Spas Zlatev

Personal information
- Nationality: Bulgarian
- Born: 14 May 1964 (age 60) Samokov, Bulgaria

Sport
- Sport: Biathlon

= Spas Zlatev =

Bulgarian biathlete (born 1964)

Spas Zlatev (born 14 May 1964) is a Bulgarian biathlete and cross-country skier. He competed at the 1984 Winter Olympics and the 1992 Winter Olympics.

== Biography ==
Zlatev was born on 14 May 1964 in Samokov, Sofia Oblast.

== Career ==
He competed in the 10 and 20 km biathlon events at the 1984 Winter Olympics. He also competed in the 1992 Winter Olympics biathlon, where he competed in the 10 km, 20 km, 4 × 7.5 km relay, and the 50 km cross-country skiing event.

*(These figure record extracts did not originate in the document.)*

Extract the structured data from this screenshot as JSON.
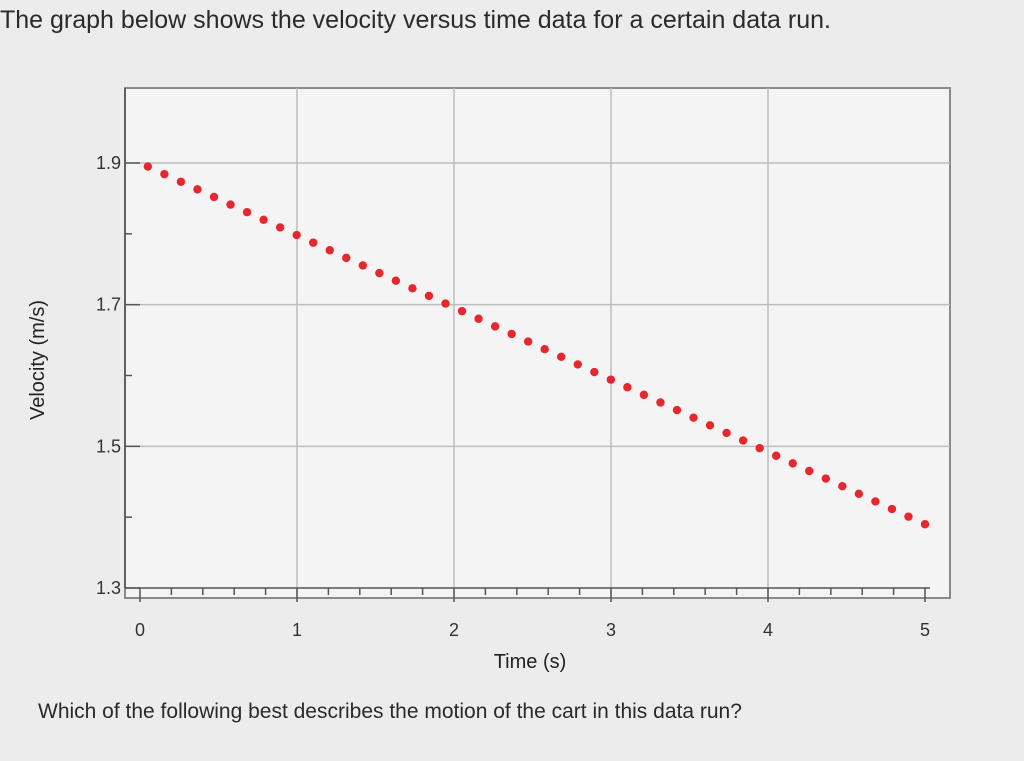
{
  "question": {
    "prompt": "The graph below shows the velocity versus time data for a certain data run.",
    "followup": "Which of the following best describes the motion of the cart in this data run?"
  },
  "chart_data": {
    "type": "scatter",
    "xlabel": "Time (s)",
    "ylabel": "Velocity (m/s)",
    "xlim": [
      0,
      5
    ],
    "ylim": [
      1.3,
      1.95
    ],
    "x_ticks": [
      "0",
      "1",
      "2",
      "3",
      "4",
      "5"
    ],
    "y_ticks": [
      "1.3",
      "1.5",
      "1.7",
      "1.9"
    ],
    "y_tick_values": [
      1.3,
      1.5,
      1.7,
      1.9
    ],
    "grid": true,
    "marker_color": "#e8262e",
    "series": [
      {
        "x_start": 0.05,
        "x_end": 5.0,
        "y_start": 1.895,
        "y_end": 1.39,
        "point_count": 48
      }
    ]
  }
}
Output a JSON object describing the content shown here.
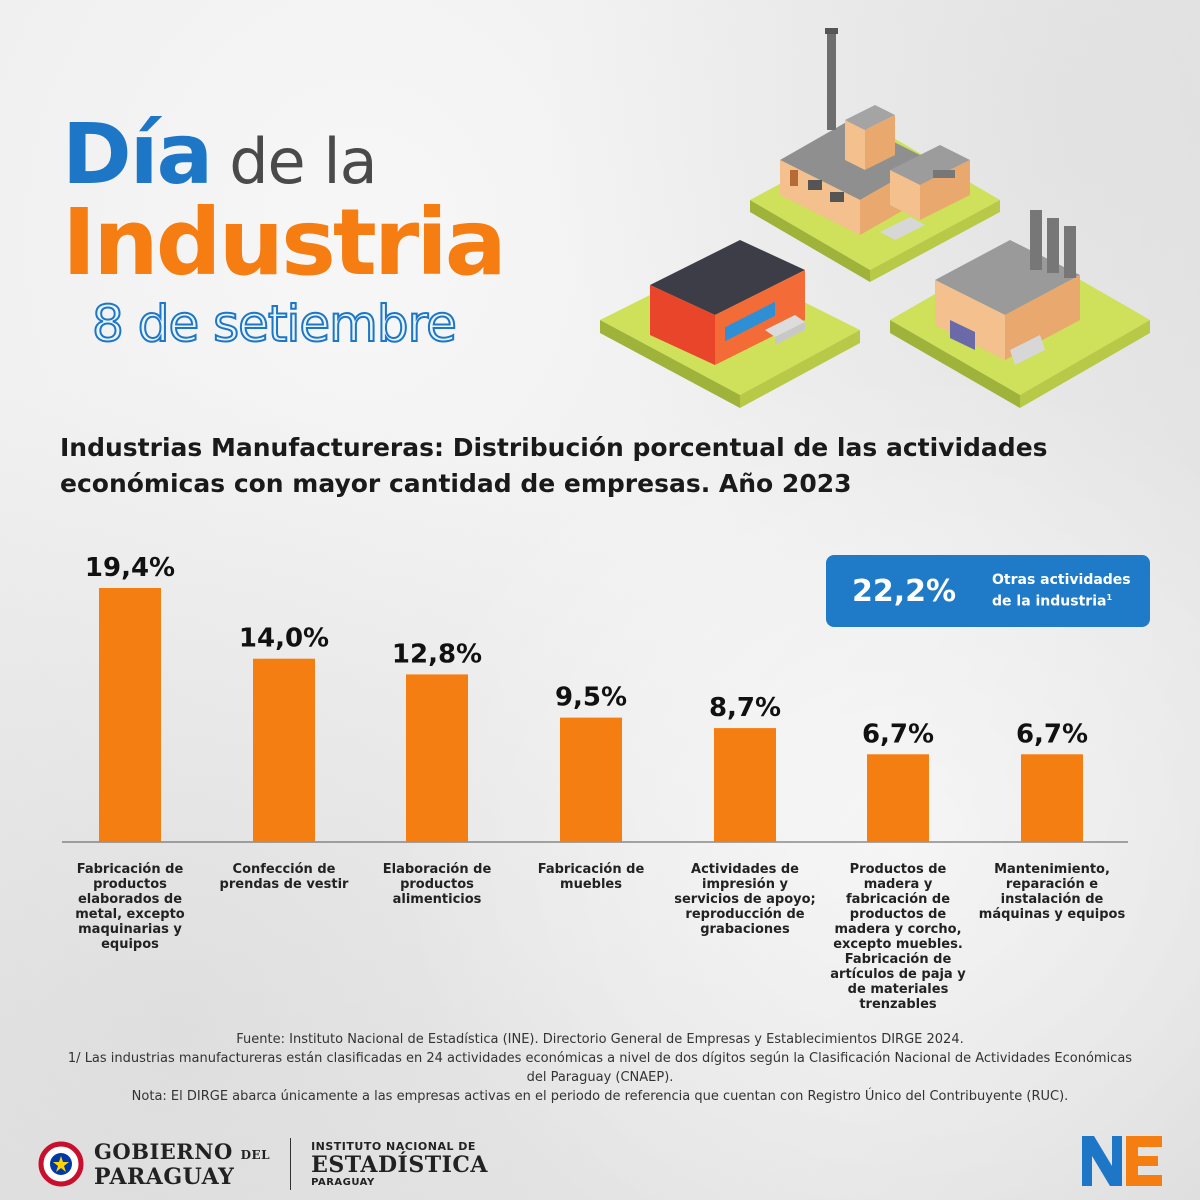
{
  "header": {
    "dia": "Día",
    "dela": "de la",
    "industria": "Industria",
    "fecha": "8 de setiembre"
  },
  "colors": {
    "blue": "#1d76c6",
    "orange": "#f57e12",
    "gray_text": "#4a4a4a"
  },
  "illustration": {
    "icons": [
      "factory-large-icon",
      "factory-small-icon",
      "shop-building-icon"
    ]
  },
  "chart_title": "Industrias Manufactureras: Distribución porcentual de las actividades económicas con mayor cantidad de empresas. Año 2023",
  "callout": {
    "value": "22,2%",
    "label": "Otras actividades de la industria",
    "footnote": "1"
  },
  "chart_data": {
    "type": "bar",
    "title": "Industrias Manufactureras: Distribución porcentual de las actividades económicas con mayor cantidad de empresas. Año 2023",
    "categories": [
      "Fabricación de productos elaborados de metal, excepto maquinarias y equipos",
      "Confección de prendas de vestir",
      "Elaboración de productos alimenticios",
      "Fabricación de muebles",
      "Actividades de impresión y servicios de apoyo; reproducción de grabaciones",
      "Productos de madera y fabricación de productos de madera y corcho, excepto muebles. Fabricación de artículos de paja y de materiales trenzables",
      "Mantenimiento, reparación e instalación de máquinas y equipos"
    ],
    "values": [
      19.4,
      14.0,
      12.8,
      9.5,
      8.7,
      6.7,
      6.7
    ],
    "value_labels": [
      "19,4%",
      "14,0%",
      "12,8%",
      "9,5%",
      "8,7%",
      "6,7%",
      "6,7%"
    ],
    "ylim": [
      0,
      19.4
    ],
    "grid": false,
    "bar_color": "#f57e12"
  },
  "notes": {
    "source": "Fuente: Instituto Nacional de Estadística (INE). Directorio General de Empresas y Establecimientos DIRGE 2024.",
    "footnote1": "1/ Las industrias manufactureras están clasificadas en 24 actividades económicas a nivel de dos dígitos según la Clasificación Nacional de Actividades Económicas del Paraguay (CNAEP).",
    "nota": "Nota: El DIRGE abarca únicamente a las empresas activas en el periodo de referencia que cuentan con Registro Único del Contribuyente (RUC)."
  },
  "footer": {
    "gov_line1": "GOBIERNO",
    "gov_del": "DEL",
    "gov_line2": "PARAGUAY",
    "ine_line1": "INSTITUTO NACIONAL DE",
    "ine_line2": "ESTADÍSTICA",
    "ine_line3": "PARAGUAY",
    "ne_logo_text": "NE"
  }
}
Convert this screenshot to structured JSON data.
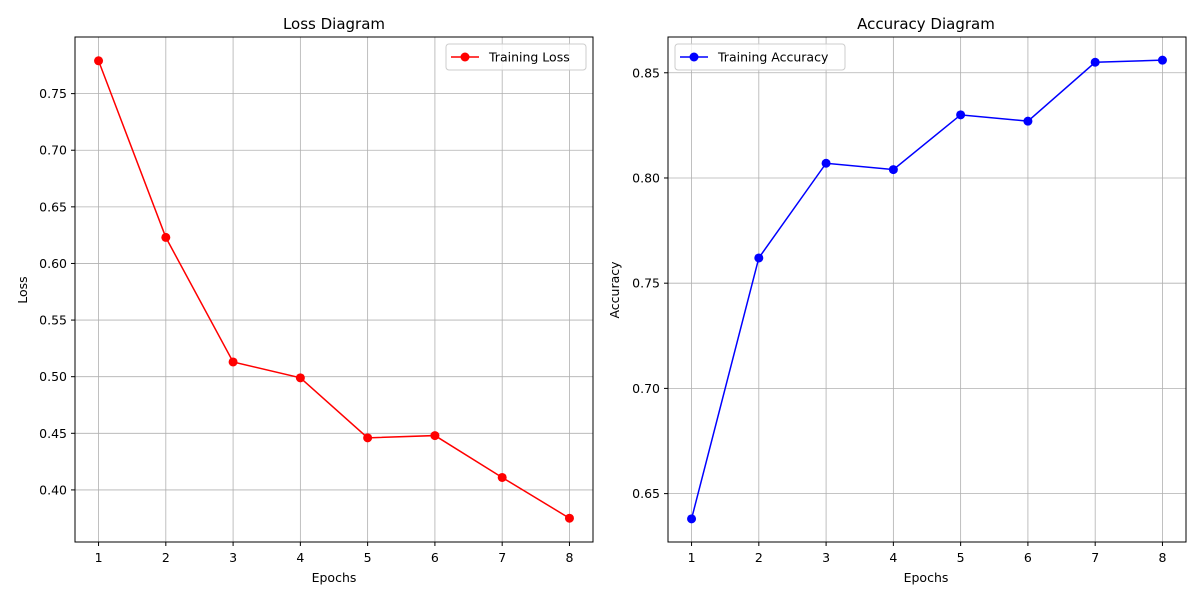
{
  "chart_data": [
    {
      "type": "line",
      "title": "Loss Diagram",
      "xlabel": "Epochs",
      "ylabel": "Loss",
      "x": [
        1,
        2,
        3,
        4,
        5,
        6,
        7,
        8
      ],
      "series": [
        {
          "name": "Training Loss",
          "color": "#ff0000",
          "marker": "circle",
          "values": [
            0.779,
            0.623,
            0.513,
            0.499,
            0.446,
            0.448,
            0.411,
            0.375
          ]
        }
      ],
      "xticks": [
        "1",
        "2",
        "3",
        "4",
        "5",
        "6",
        "7",
        "8"
      ],
      "yticks": [
        "0.40",
        "0.45",
        "0.50",
        "0.55",
        "0.60",
        "0.65",
        "0.70",
        "0.75"
      ],
      "xlim": [
        0.65,
        8.35
      ],
      "ylim": [
        0.354,
        0.8
      ],
      "grid": true,
      "legend": "upper right"
    },
    {
      "type": "line",
      "title": "Accuracy Diagram",
      "xlabel": "Epochs",
      "ylabel": "Accuracy",
      "x": [
        1,
        2,
        3,
        4,
        5,
        6,
        7,
        8
      ],
      "series": [
        {
          "name": "Training Accuracy",
          "color": "#0000ff",
          "marker": "circle",
          "values": [
            0.638,
            0.762,
            0.807,
            0.804,
            0.83,
            0.827,
            0.855,
            0.856
          ]
        }
      ],
      "xticks": [
        "1",
        "2",
        "3",
        "4",
        "5",
        "6",
        "7",
        "8"
      ],
      "yticks": [
        "0.65",
        "0.70",
        "0.75",
        "0.80",
        "0.85"
      ],
      "xlim": [
        0.65,
        8.35
      ],
      "ylim": [
        0.627,
        0.867
      ],
      "grid": true,
      "legend": "upper left"
    }
  ]
}
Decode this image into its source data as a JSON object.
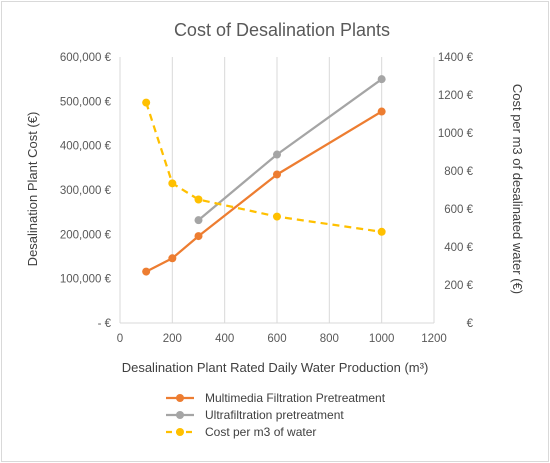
{
  "chart_data": {
    "type": "line",
    "title": "Cost of Desalination Plants",
    "xlabel": "Desalination Plant Rated Daily Water Production (m³)",
    "ylabel": "Desalination Plant Cost (€)",
    "y2label": "Cost per m3 of desalinated water (€)",
    "xlim": [
      0,
      1200
    ],
    "ylim": [
      0,
      600000
    ],
    "y2lim": [
      0,
      1400
    ],
    "x_ticks": [
      "0",
      "200",
      "400",
      "600",
      "800",
      "1000",
      "1200"
    ],
    "y_ticks": [
      "-  €",
      "100,000 €",
      "200,000 €",
      "300,000 €",
      "400,000 €",
      "500,000 €",
      "600,000 €"
    ],
    "y2_ticks": [
      "€",
      "200 €",
      "400 €",
      "600 €",
      "800 €",
      "1000 €",
      "1200 €",
      "1400 €"
    ],
    "grid": "vertical",
    "legend_position": "bottom",
    "series": [
      {
        "name": "Multimedia Filtration Pretreatment",
        "axis": "left",
        "color": "#ed7d31",
        "style": "solid",
        "x": [
          100,
          200,
          300,
          600,
          1000
        ],
        "values": [
          116000,
          146000,
          196000,
          335000,
          477000
        ]
      },
      {
        "name": "Ultrafiltration pretreatment",
        "axis": "left",
        "color": "#a5a5a5",
        "style": "solid",
        "x": [
          300,
          600,
          1000
        ],
        "values": [
          232000,
          380000,
          550000
        ]
      },
      {
        "name": "Cost per m3 of water",
        "axis": "right",
        "color": "#ffc000",
        "style": "dashed",
        "x": [
          100,
          200,
          300,
          600,
          1000
        ],
        "values": [
          1160,
          735,
          650,
          560,
          480
        ]
      }
    ]
  }
}
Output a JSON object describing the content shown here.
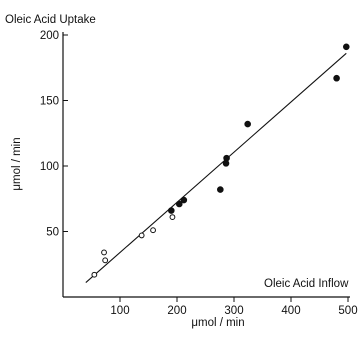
{
  "chart_data": {
    "type": "scatter",
    "title": "Oleic Acid Uptake",
    "annotation": "Oleic Acid Inflow",
    "xlabel": "μmol / min",
    "ylabel": "μmol / min",
    "xlim": [
      0,
      500
    ],
    "ylim": [
      0,
      200
    ],
    "x_ticks": [
      100,
      200,
      300,
      400,
      500
    ],
    "y_ticks": [
      50,
      100,
      150,
      200
    ],
    "grid": false,
    "series": [
      {
        "marker": "open-circle",
        "points": [
          [
            55,
            17
          ],
          [
            72,
            34
          ],
          [
            74,
            28
          ],
          [
            138,
            47
          ],
          [
            158,
            51
          ],
          [
            192,
            61
          ]
        ]
      },
      {
        "marker": "filled-circle",
        "points": [
          [
            190,
            66
          ],
          [
            204,
            71
          ],
          [
            212,
            74
          ],
          [
            276,
            82
          ],
          [
            286,
            102
          ],
          [
            287,
            106
          ],
          [
            324,
            132
          ],
          [
            480,
            167
          ],
          [
            497,
            191
          ]
        ]
      }
    ],
    "fit_line": {
      "x": [
        40,
        497
      ],
      "y": [
        11,
        186
      ]
    }
  }
}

=== 1984 Winter Olympics ===
Biathlon:
 10 km: 28th out of 64 participants
 20 km: 37th out of 63 participants

=== 1992 Winter Olympics ===
Biathlon:
 10 km: 54th out of 94 participants
 20 km: 14th out of 94 participants
 4 × 7.5 km relay: 14th of 21 relays
Cross-country skiing:
 50 km: 59th out of 73 participants

In 1984, Zlatev won one first and one third place in the Biathlon World Cup for Youth in Pontresina, Switzerland. In 1989, he won fourth place in the Biathlon World Cup in Obertilliach, Austria.